NHS England chief executive Simon Stevens said it is the first major pillar implementing the NHS Long Term Plan, coming just three weeks after the Plan was published.
NHS England will fund 20,000 more staff to help GP practices work together as part of a local ‘primary care network’. The new recruits – pharmacists, physios, paramedics, physician associates and social prescribing support workers – will free up GPs to spend more time with patients who need them, most as well ensuring patients have access to a wide range of services at their local practice.
This builds on the increase of 5,000 extra practice staff working with GPs over the past four years. Core funding increases will also support more practice nurses and GPs, with the number of young doctors choosing to train as GPs now at a record high.
Patient access will continue to improve, including the introduction of digital appointments, backed by a new patient right to web and video consultations by 2021.
This builds on the progress which saw evening and weekend appointments made available across the country in December, three months ahead of schedule, meaning an extra nine million are available at more convenient times.
It means GP practices will be able to drive further action on killer conditions such as cancer and heart disease as well as doing more to tackle obesity, diabetes and mental ill health, and support older people at home and in care homes.
Simon Stevens said: “This five-year deal unarguably represents the biggest boost to primary care in more than fifteen years, giving patients more convenient services at their local GP surgery while breaking down the divide between family doctors and community health services.
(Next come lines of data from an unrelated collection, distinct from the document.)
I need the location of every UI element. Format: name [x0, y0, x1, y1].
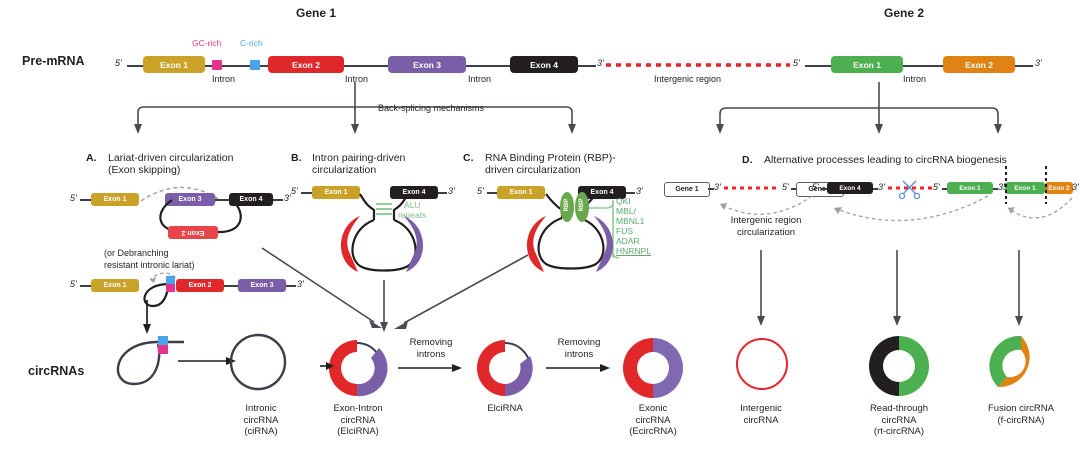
ecircrna-caption-l3: (EcircRNA): [600, 426, 706, 438]
ecircrna-product: [615, 334, 691, 402]
panel-d-gene1-box: Gene 1: [664, 182, 710, 197]
panel-c-line-1: [487, 192, 497, 194]
premrna-exon-3: Exon 3: [388, 56, 466, 73]
panel-d-exon-4: Exon 4: [827, 182, 873, 194]
backsplicing-label: Back-splicing mechanisms: [378, 103, 484, 113]
panel-a-title-line2: (Exon skipping): [108, 164, 180, 176]
premrna-backbone-5: [344, 65, 388, 67]
panel-d-sub1-note-l2: circularization: [707, 227, 825, 239]
intergenic-circrna-caption: Intergenic circRNA: [708, 403, 814, 426]
panel-c-3prime: 3': [636, 186, 643, 196]
panel-d-arrow-fusion: [1012, 250, 1026, 330]
premrna-3prime-gene2: 3': [1035, 58, 1042, 68]
removing-introns-label-1: Removing introns: [398, 337, 464, 360]
premrna-backbone-4: [260, 65, 268, 67]
ecircrna-caption: Exonic circRNA (EcircRNA): [600, 403, 706, 438]
rtcircrna-caption-l1: Read-through: [846, 403, 952, 415]
backsplicing-branch-arrows: [130, 82, 590, 140]
rtcircrna-caption-l3: (rt-circRNA): [846, 426, 952, 438]
panel-d-5prime-2: 5': [812, 182, 819, 192]
gene2-title: Gene 2: [884, 6, 924, 20]
panel-d-title: Alternative processes leading to circRNA…: [764, 154, 1007, 166]
panel-b-3prime: 3': [448, 186, 455, 196]
cirna-caption-l3: (ciRNA): [208, 426, 314, 438]
row-label-circrnas: circRNAs: [28, 364, 84, 378]
row-label-premrna: Pre-mRNA: [22, 54, 85, 68]
panel-d-3prime-1: 3': [714, 182, 721, 192]
fcircrna-product: [982, 332, 1060, 400]
panel-d-5prime-1: 5': [782, 182, 789, 192]
panel-c-title-line1: RNA Binding Protein (RBP)-: [485, 152, 616, 164]
panel-a-alt-exon-2: Exon 2: [176, 279, 224, 292]
panel-d-arrow-readthrough: [890, 250, 904, 330]
cirna-caption-l1: Intronic: [208, 403, 314, 415]
rbp-oval-left-label: RBP: [564, 191, 570, 219]
cirna-caption-l2: circRNA: [208, 415, 314, 427]
panel-a-down-arrow: [140, 300, 154, 336]
removing-introns-2-l1: Removing: [546, 337, 612, 349]
panel-a-title-line1: Lariat-driven circularization: [108, 152, 233, 164]
panel-b-to-product-arrow: [378, 280, 390, 336]
panel-b-letter: B.: [291, 152, 302, 164]
removing-introns-1-l2: introns: [398, 349, 464, 361]
panel-a-lariat-product: [100, 336, 190, 386]
intergenic-dotted-line: [606, 60, 792, 72]
panel-a-alt-5prime: 5': [70, 279, 77, 289]
elcirna-caption-l2: circRNA: [305, 415, 411, 427]
panel-c-letter: C.: [463, 152, 474, 164]
panel-b-title-line2: circularization: [312, 164, 376, 176]
premrna-backbone-1: [127, 65, 143, 67]
ecircrna-caption-l1: Exonic: [600, 403, 706, 415]
elcirna-caption-l1: Exon-Intron: [305, 403, 411, 415]
panel-a-line-1: [80, 199, 91, 201]
removing-introns-label-2: Removing introns: [546, 337, 612, 360]
c-rich-label: C-rich: [240, 38, 263, 48]
fcircrna-caption-l1: Fusion circRNA: [962, 403, 1080, 415]
ecircrna-caption-l2: circRNA: [600, 415, 706, 427]
gene2-branch-arrows: [700, 82, 1010, 140]
panel-a-product-c-marker: [158, 336, 168, 345]
premrna-5prime-gene1: 5': [115, 58, 122, 68]
rtcircrna-caption: Read-through circRNA (rt-circRNA): [846, 403, 952, 438]
panel-c-purple-arc: [586, 214, 626, 274]
rtcircrna-product: [860, 332, 938, 400]
rbp-item-0: QKI: [616, 196, 651, 206]
rbp-oval-right-label: RBP: [579, 191, 585, 219]
panel-d-arrow-intergenic: [754, 250, 768, 330]
premrna-backbone-6: [466, 65, 510, 67]
gene1-title: Gene 1: [296, 6, 336, 20]
panel-d-intergenic-dotted: [724, 184, 782, 194]
panel-d-letter: D.: [742, 154, 753, 166]
panel-a-alt-line-2: [224, 285, 238, 287]
panel-a-line-3: [273, 199, 283, 201]
intergenic-caption-l2: circRNA: [708, 415, 814, 427]
premrna-exon-2: Exon 2: [268, 56, 344, 73]
panel-d-exon-1-green: Exon 1: [947, 182, 993, 194]
panel-d-3prime-2: 3': [878, 182, 885, 192]
panel-c-5prime: 5': [477, 186, 484, 196]
panel-d-fusion-exon-2: Exon 2: [1045, 182, 1073, 194]
fcircrna-caption-l2: (f-circRNA): [962, 415, 1080, 427]
intergenic-circrna-product: [730, 335, 794, 395]
panel-b-5prime: 5': [291, 186, 298, 196]
panel-a-3prime: 3': [284, 193, 291, 203]
panel-a-product-gc-marker: [158, 345, 168, 354]
panel-d-sub1-note: Intergenic region circularization: [707, 215, 825, 238]
panel-d-5prime-3: 5': [933, 182, 940, 192]
panel-a-alt-line-1: [80, 285, 91, 287]
panel-d-sub2-dashed-arc: [824, 194, 994, 228]
removing-introns-2-l2: introns: [546, 349, 612, 361]
removing-introns-arrow-1: [398, 362, 466, 374]
premrna-3prime-gene1: 3': [597, 58, 604, 68]
premrna-backbone-8: [805, 65, 831, 67]
panel-a-lariat-exon-2: Exon 2: [168, 226, 218, 239]
fcircrna-caption: Fusion circRNA (f-circRNA): [962, 403, 1080, 426]
premrna-backbone-10: [1015, 65, 1033, 67]
panel-a-alt-c-marker: [166, 276, 175, 284]
gc-rich-label: GC-rich: [192, 38, 221, 48]
elcirna2-caption: ElciRNA: [452, 403, 558, 415]
elcirna-arrow-1: [320, 360, 336, 372]
rtcircrna-caption-l2: circRNA: [846, 415, 952, 427]
premrna-exon-1: Exon 1: [143, 56, 205, 73]
premrna-backbone-9: [903, 65, 943, 67]
elcirna2-caption-l1: ElciRNA: [452, 403, 558, 415]
panel-d-sub1-note-l1: Intergenic region: [707, 215, 825, 227]
panel-a-to-product-arrow: [262, 248, 392, 336]
elcirna-caption-l3: (ElciRNA): [305, 426, 411, 438]
removing-introns-1-l1: Removing: [398, 337, 464, 349]
alu-line1: ALU: [398, 200, 426, 210]
panel-d-sub3-dashed-arc: [1000, 196, 1078, 228]
panel-c-to-product-arrow: [390, 255, 530, 337]
panel-c-line-2: [626, 192, 635, 194]
panel-b-line-2: [438, 192, 447, 194]
c-rich-marker: [250, 60, 260, 70]
gc-rich-marker: [212, 60, 222, 70]
cirna-circle: [225, 332, 291, 394]
panel-d-3prime-4: 3': [1072, 182, 1079, 192]
premrna-exon-4: Exon 4: [510, 56, 578, 73]
panel-c-title-line2: driven circularization: [485, 164, 581, 176]
elcirna-caption: Exon-Intron circRNA (ElciRNA): [305, 403, 411, 438]
elcirna-product-2: [468, 336, 542, 402]
panel-a-letter: A.: [86, 152, 97, 164]
premrna-gene2-exon-2: Exon 2: [943, 56, 1015, 73]
panel-a-alt-line1: (or Debranching: [104, 248, 169, 258]
intergenic-caption-l1: Intergenic: [708, 403, 814, 415]
panel-b-title-line1: Intron pairing-driven: [312, 152, 405, 164]
panel-a-5prime: 5': [70, 193, 77, 203]
cirna-caption: Intronic circRNA (ciRNA): [208, 403, 314, 438]
removing-introns-arrow-2: [546, 362, 614, 374]
premrna-5prime-gene2: 5': [793, 58, 800, 68]
premrna-backbone-7: [578, 65, 596, 67]
premrna-backbone-3: [222, 65, 250, 67]
panel-b-line-1: [301, 192, 312, 194]
panel-d-fusion-exon-1: Exon 1: [1005, 182, 1045, 194]
panel-a-exon-1: Exon 1: [91, 193, 139, 206]
premrna-gene2-exon-1: Exon 1: [831, 56, 903, 73]
panel-a-alt-gc-marker: [166, 284, 175, 292]
panel-a-alt-exon-1: Exon 1: [91, 279, 139, 292]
It provides the practical foundation for the big service improvements in the NHS Long Term Plan. Patients across England – in towns, villages and cities – will all begin to see the benefits, beginning this year. And it allows us to keep all that’s best about British general practice while future-proofing it for the decade ahead.”
The NHS Long Term Plan will see funding for primary medical and community care increase as a share of the NHS budget for the first time in the health service’s 70-year history, with an extra £4.5 billion invested by 2023.
Ian Dodge, National Director for Strategy and Innovation at NHS England, who led discussions with the BMA, said: “General practice is the bedrock of the NHS, and the NHS needs general practice to survive and thrive. Through this comprehensive deal, the BMA and NHS England have sought to solve the big problems that general practice faces, and make it possible to expand services for patients.”
“Having a Long Term Plan has allowed us to come up with a five-year funding deal for primary care, for the first time in NHS history. And it is also a good deal for taxpayers, with money going directly into extra staff and services.”
Dr Nikki Kanani, a GP and NHS England’s Acting Medical Director for Primary Care, added: “This Contract gives five-year funding clarity and certainty for practices while giving patients improved services. Primary medical and community care resources will increase by £4.5 billion by 2023-24 and rise as a share of the overall NHS budget. And this agreement confirms how much of this new investment will stabilise and transform primary care through general practice and the evolution of Primary Care Networks. It’s a game changer and signals the start of a new era for general practice.”